There are adjustments online teachers can make to amplify the e-learning process, making it transformative for every student, even if they never meet face-to-face. At the heart of it, online instructors should want to make these changes, simply to make a difference in the lives of their students — which could lead to word-of-mouth referrals and other business advantages.
1. Seek to understand the learner’s language, and offer options for every type of learner.
Not everyone learns using the same method. In fact, there are seven different types of learning styles — visual, aural, verbal, physical, social, logical and solitary. Many course creators and instructors simply make their course based on the way they like to learn, or the way they’ve seen information presented in the past, which can exclude a large group of students. I have taken courses that have been hard for me to connect to off the bat, and Blandine Carsalade, author and founder of an online learning platform for children, Book Prunelle, says dismissing all the different learning styles is the wrong way to do things.
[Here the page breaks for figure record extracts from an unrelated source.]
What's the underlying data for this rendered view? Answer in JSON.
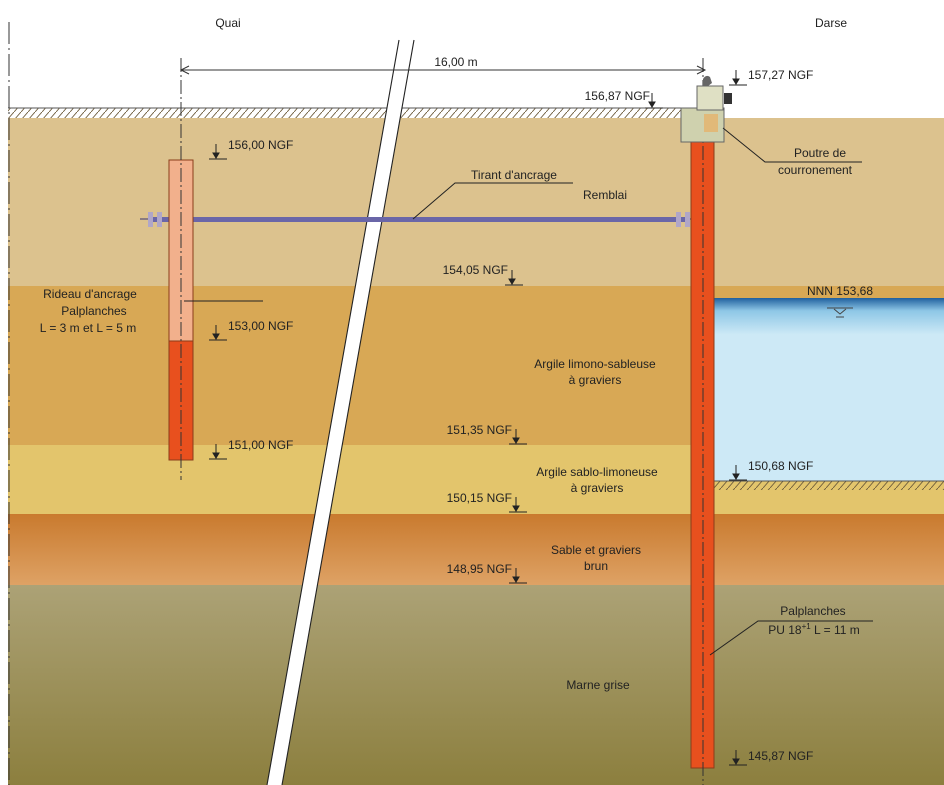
{
  "headers": {
    "left": "Quai",
    "right": "Darse"
  },
  "dimension": {
    "label": "16,00 m"
  },
  "levels": {
    "cap_top": "157,27 NGF",
    "ground": "156,87 NGF",
    "anchor_top": "156,00 NGF",
    "layer1_bottom": "154,05 NGF",
    "anchor_change": "153,00 NGF",
    "anchor_bottom": "151,00 NGF",
    "layer2_bottom": "151,35 NGF",
    "dock_floor": "150,68 NGF",
    "layer3_bottom": "150,15 NGF",
    "layer4_bottom": "148,95 NGF",
    "main_pile_bottom": "145,87 NGF"
  },
  "water": {
    "label": "NNN 153,68"
  },
  "soil_layers": {
    "remblai": {
      "name": "Remblai",
      "color": "#dcc28e"
    },
    "argile_limono": {
      "line1": "Argile limono-sableuse",
      "line2": "à graviers",
      "color": "#d8a855"
    },
    "argile_sablo": {
      "line1": "Argile sablo-limoneuse",
      "line2": "à graviers",
      "color": "#e3c56c"
    },
    "sable": {
      "line1": "Sable et graviers",
      "line2": "brun",
      "color": "#cf8339"
    },
    "marne": {
      "name": "Marne grise",
      "color": "#9a8f55"
    }
  },
  "annotations": {
    "tirant": "Tirant d'ancrage",
    "rideau": {
      "line1": "Rideau d'ancrage",
      "line2": "Palplanches",
      "line3": "L = 3 m et L = 5 m"
    },
    "poutre": {
      "line1": "Poutre de",
      "line2": "courronement"
    },
    "palplanches": {
      "line1": "Palplanches",
      "line2_prefix": "PU 18",
      "line2_sup": "+1",
      "line2_suffix": " L = 11 m"
    }
  },
  "colors": {
    "pile": "#e8501e",
    "pile_light": "#f2b08c",
    "water": "#cde9f6",
    "rod": "#6a66a8",
    "cap": "#cfd1ae"
  }
}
“Everyone has a different way of understanding things, and no one is the same,” she observed. “Some need to hear it, some need to read it, and some need a story around it in order to understand. A teacher must understand the way the learner understands the world, then understand their language,” she said. Make sure to go beyond your natural way of learning and teaching when creating the course. That may entail asking a friend with a different learning style to take the course and be brutally honest about where they were mentally disengaging.
2. Provide feedback when there’s time to make an adjustment.
In addition to providing multiple mediums for learning, check to see how your students are doing halfway through the course. Employ team members or invest the time yourself to review a short "assignment" to make sure they’re understanding the material and that they can get real-time feedback. If your course is on utilizing Facebook ads, have them create a mini one and give them feedback on how they selected their audience.
Flower Darby posited in The Chronicle: “Have your students had the opportunity to build — step by step, like they would in an in-person classroom — the knowledge and skills they will need to do well?” Shaping your online course to incorporate these step-by-step, “scaffolding”-like assessments will help students feel like they’re making real progress, and make the process of integrating their learning full time after the course less daunting.
3. Offer real mentorship beyond the course.
Many online instructors begin by recording the content to a beta group live, then packaging these videos for future students. The beta students, who got to learn in real time as the instructor was teaching, tend to get far more from the experience than the future students, simply because they’re interacting with a real person who can answer their questions. It’s easier to check out mentally when there’s no one actually physically there, holding the student accountable.
Marc Angelo Coppola, the founder of Superhero Academy, encourages course teachers to think differently about their role. “People aren't looking for knowledge — that's what Google and YouTube are for — they are looking for a role model they can actually interface with,” he shared. “They need real mentorship from a mentor who actually cares and sees a ton of utility in passing on their genius to the next generation.” Think about the best class you ever took in high school or college. You likely had a professor who saw something unique in you and took the time to foster this spark.
This has far-reaching implications. Coppola went on, “If young entrepreneurs can accelerate their learning curves through powerful mentorship, they can more quickly get to the phase of financial success, network and life that so many turn to philanthropy and actually merge the two into what I call being a philanthropreneur.”
This is how online courses can create a real difference in the world: by enabling their students to go out and make a difference with what they learn. But that can’t be done by haphazardly putting a course together. It can only be done through real mentorship, the integration of different learning styles and offering step-by-step “homework” to ensure the student is learning as they go.